The next step is to use the simulation results to extract training data for the machine learning algorithm. Predictive Maintenance Toolbox™ provides various options for extracting training data. Since the signal we are looking at here is a periodic one, a fast Fourier transform (FFT) appears most promising. As shown in Figure 8, the result is a small number of clearly separated spikes of different magnitudes for individual faults as well as for fault combinations. This is the kind of data that a machine learning algorithm can handle very well. 

Figure 8. Using a fast Fourier transform to extract training data.

Figure 8. Using a fast Fourier transform to extract training data.

The FFT results for each fault scenario are extracted to a table containing the inserted faults plus the observed signal frequencies and magnitudes. As a result, the number of parameters to consider is comparably small.

Now that all the data required for training a fault detection algorithm is available, it can be imported into Statistics and Machine Learning Toolbox™. We will use a subset of the generated data to verify the trained algorithm.

We visualize the results of the training process in Statistics and Machine Learning Toolbox. These visualizations enable us to compare the strengths and weaknesses of different algorithms and determine whether additional training data is needed. We select the trained algorithm that achieved the highest accuracy for determining the pump fault from the measured data. We import that algorithm into the digital twin for verification using seven test cases saved for this purpose (Figure 9). As the final results show, the classification algorithm is able to detect all seven scenarios securely. It is now ready for deployment on the control unit.

Figure 9. Exporting the most accurate model for verification.

Figure 9. Exporting the most accurate model for verification.

A real-world application of this workflow is industrial equipment that will be used across the world under widely divergent environmental conditions. Such equipment may be subject to change: A new seal or valve supplier may be selected, or the pump may be operated with various kinds of fluids or in new environments with different daily temperature ranges.
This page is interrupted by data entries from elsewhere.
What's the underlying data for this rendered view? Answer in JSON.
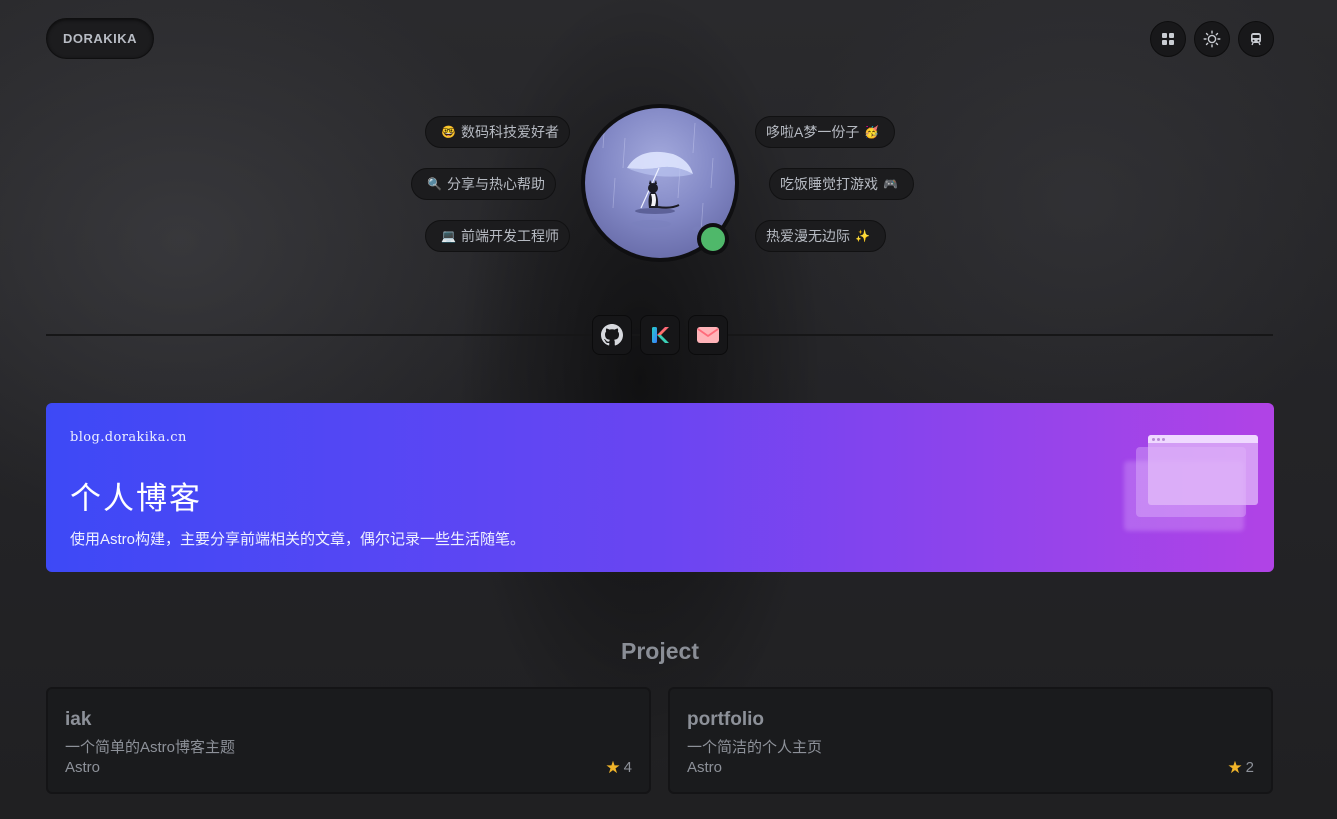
{
  "header": {
    "brand": "DORAKIKA",
    "buttons": [
      {
        "icon": "grid-icon"
      },
      {
        "icon": "sun-icon"
      },
      {
        "icon": "train-icon"
      }
    ]
  },
  "profile": {
    "left_tags": [
      {
        "emoji": "🤓",
        "label": "数码科技爱好者"
      },
      {
        "emoji": "🔍",
        "label": "分享与热心帮助"
      },
      {
        "emoji": "💻",
        "label": "前端开发工程师"
      }
    ],
    "right_tags": [
      {
        "emoji": "🥳",
        "label": "哆啦A梦一份子"
      },
      {
        "emoji": "🎮",
        "label": "吃饭睡觉打游戏"
      },
      {
        "emoji": "✨",
        "label": "热爱漫无边际"
      }
    ],
    "avatar": "cat-with-umbrella-in-rain",
    "status_color": "#4fb86a"
  },
  "social": [
    {
      "icon": "github-icon"
    },
    {
      "icon": "kotlin-k-icon"
    },
    {
      "icon": "mail-icon"
    }
  ],
  "blog": {
    "url": "blog.dorakika.cn",
    "title": "个人博客",
    "description": "使用Astro构建，主要分享前端相关的文章，偶尔记录一些生活随笔。",
    "gradient": [
      "#3d49f6",
      "#b143e6"
    ]
  },
  "projects": {
    "title": "Project",
    "items": [
      {
        "name": "iak",
        "description": "一个简单的Astro博客主题",
        "language": "Astro",
        "stars": "4"
      },
      {
        "name": "portfolio",
        "description": "一个简洁的个人主页",
        "language": "Astro",
        "stars": "2"
      }
    ]
  }
}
All these factors affect the pressure measured by the sensor, possibly making the fault detection algorithm unreliable or even useless. The ability to quickly update the algorithm to account for new conditions is critical for using this equipment in new markets.

The workflow described here can be automated using scripts in MATLAB, and most of the work can be reused. The only step that needs to be repeated is data acquisition under conditions comparable to those the pump will face in the field.
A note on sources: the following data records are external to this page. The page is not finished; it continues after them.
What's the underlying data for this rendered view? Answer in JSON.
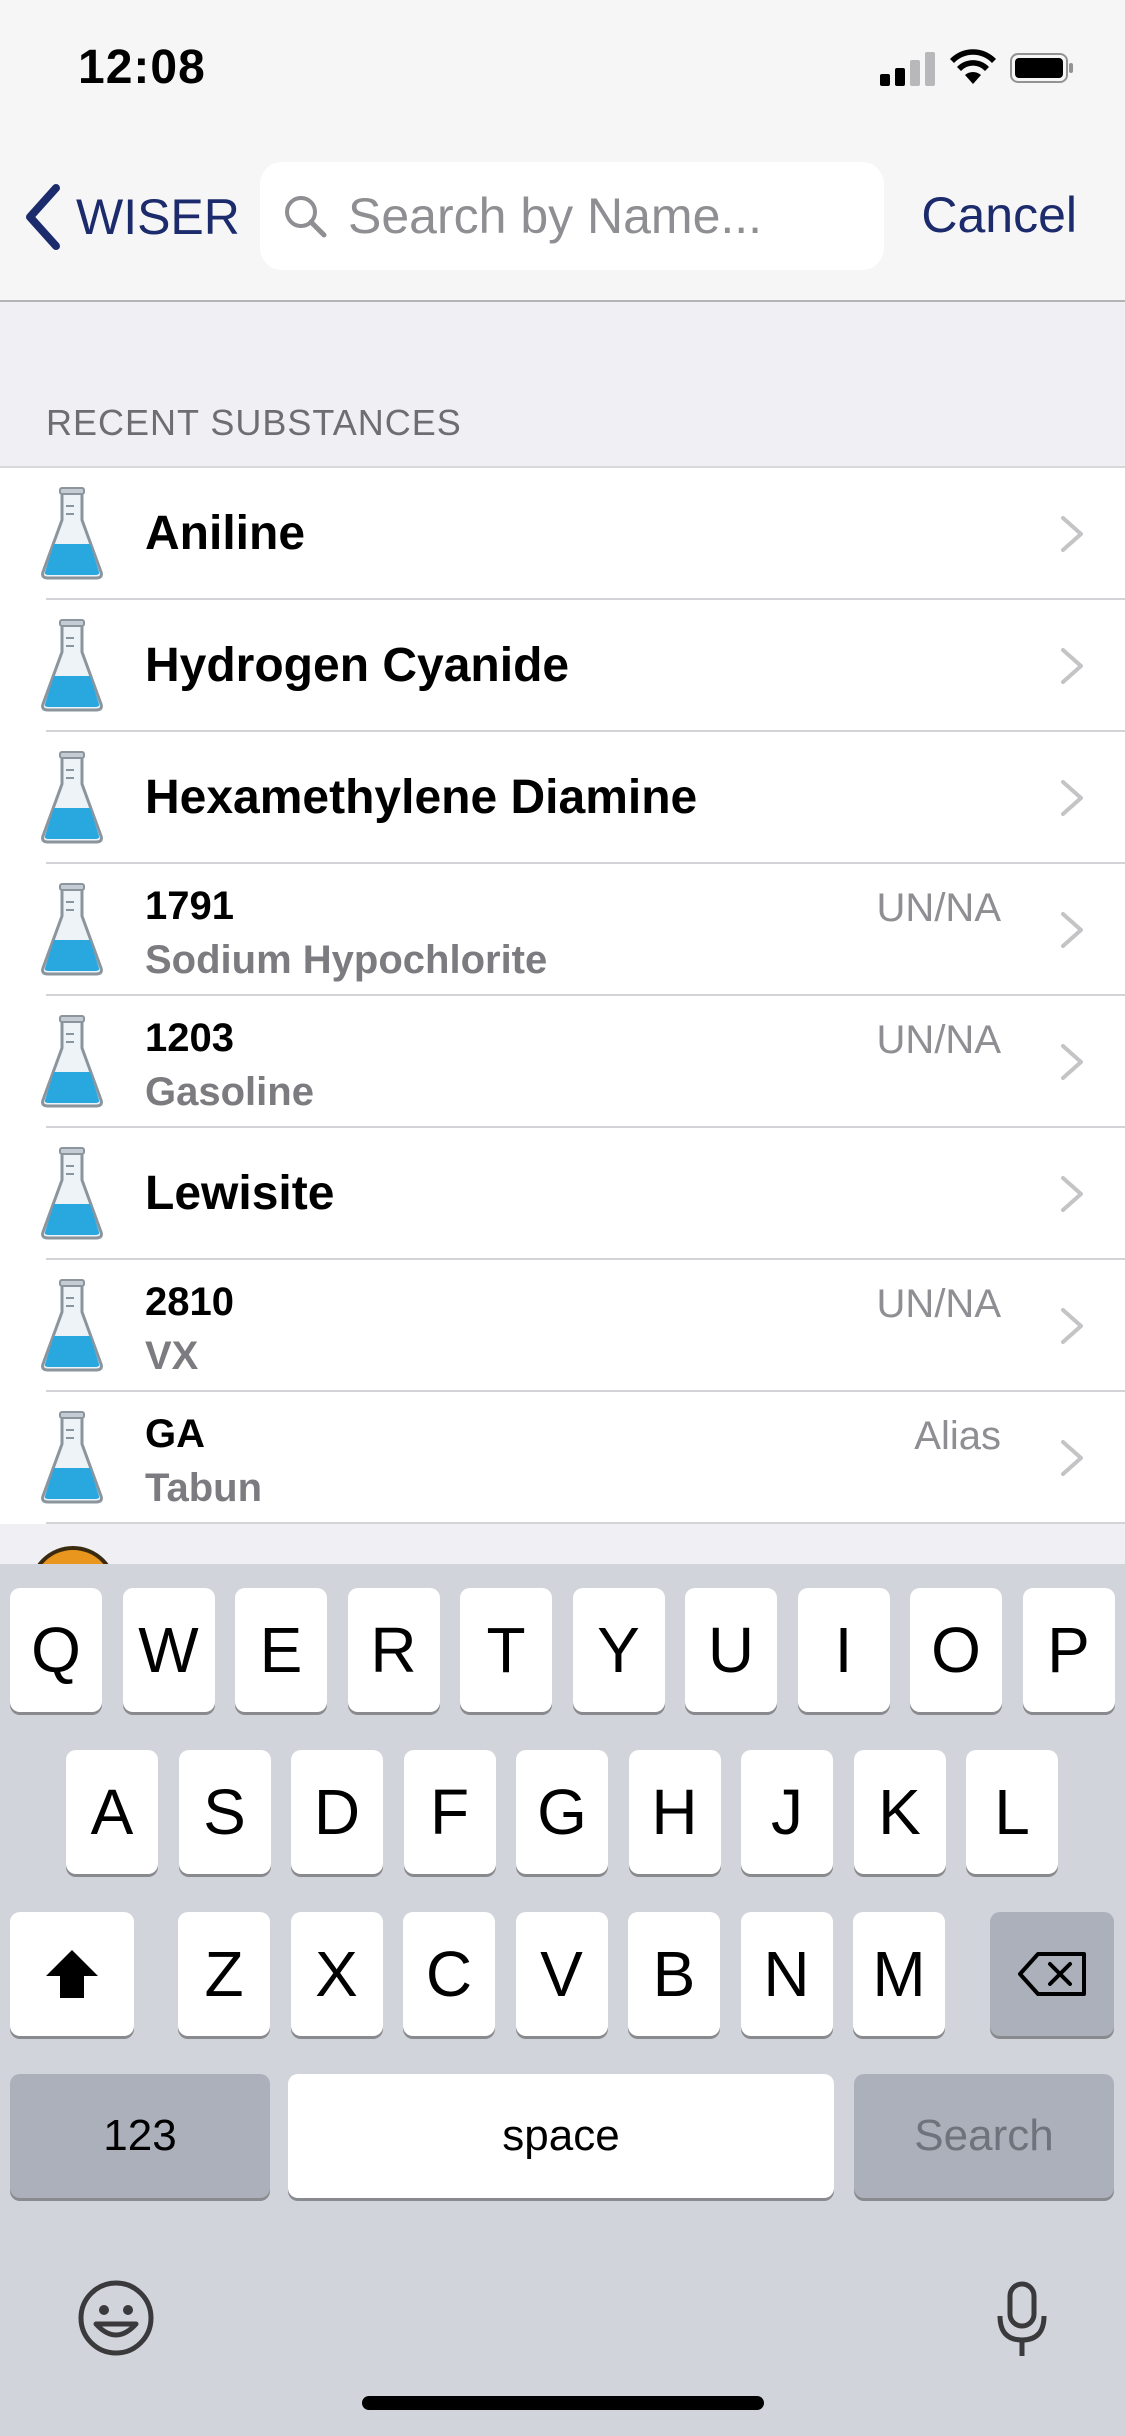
{
  "status_bar": {
    "time": "12:08"
  },
  "nav": {
    "back_label": "WISER",
    "search_placeholder": "Search by Name...",
    "cancel_label": "Cancel"
  },
  "section": {
    "header": "RECENT SUBSTANCES"
  },
  "list": [
    {
      "type": "single",
      "title": "Aniline"
    },
    {
      "type": "single",
      "title": "Hydrogen Cyanide"
    },
    {
      "type": "single",
      "title": "Hexamethylene Diamine"
    },
    {
      "type": "double",
      "title": "1791",
      "subtitle": "Sodium Hypochlorite",
      "tag": "UN/NA"
    },
    {
      "type": "double",
      "title": "1203",
      "subtitle": "Gasoline",
      "tag": "UN/NA"
    },
    {
      "type": "single",
      "title": "Lewisite"
    },
    {
      "type": "double",
      "title": "2810",
      "subtitle": "VX",
      "tag": "UN/NA"
    },
    {
      "type": "double",
      "title": "GA",
      "subtitle": "Tabun",
      "tag": "Alias"
    }
  ],
  "keyboard": {
    "row1": [
      "Q",
      "W",
      "E",
      "R",
      "T",
      "Y",
      "U",
      "I",
      "O",
      "P"
    ],
    "row2": [
      "A",
      "S",
      "D",
      "F",
      "G",
      "H",
      "J",
      "K",
      "L"
    ],
    "row3": [
      "Z",
      "X",
      "C",
      "V",
      "B",
      "N",
      "M"
    ],
    "numbers_label": "123",
    "space_label": "space",
    "search_label": "Search"
  },
  "colors": {
    "accent": "#1c2b6b",
    "flask_liquid": "#29a8e0"
  }
}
With the latest advances in smart interconnectivity, it will even be possible for machine makers to deliver equipment to customers with provisional settings, remotely collect data under actual onsite conditions, train the fault detection algorithm, and then remotely redeploy it to the machine. This will open up new customer support opportunities, including the retraining of fault detection on equipment that has been in use for some time under site-specific conditions. The insights gathered on numerous machines will benefit both customers and manufacturers.

Summary

Predictive maintenance helps engineers determine exactly when equipment needs maintenance. It reduces downtime and prevents equipment failure by enabling maintenance to be scheduled based on actual need rather than a predetermined schedule. Often it is too costly or even impossible to create the fault conditions necessary for training a predictive maintenance algorithm on the actual machine. A solution to this challenge is to use field data from the fully working machine to tune a physical 3D model and create a digital twin. The digital twin can then be used to design a predictive maintenance detection algorithm for deployment to the controller of the actual equipment. The process can be automated, enabling quick adjustment to varying conditions, materials handled, and equipment configurations.

Published 2019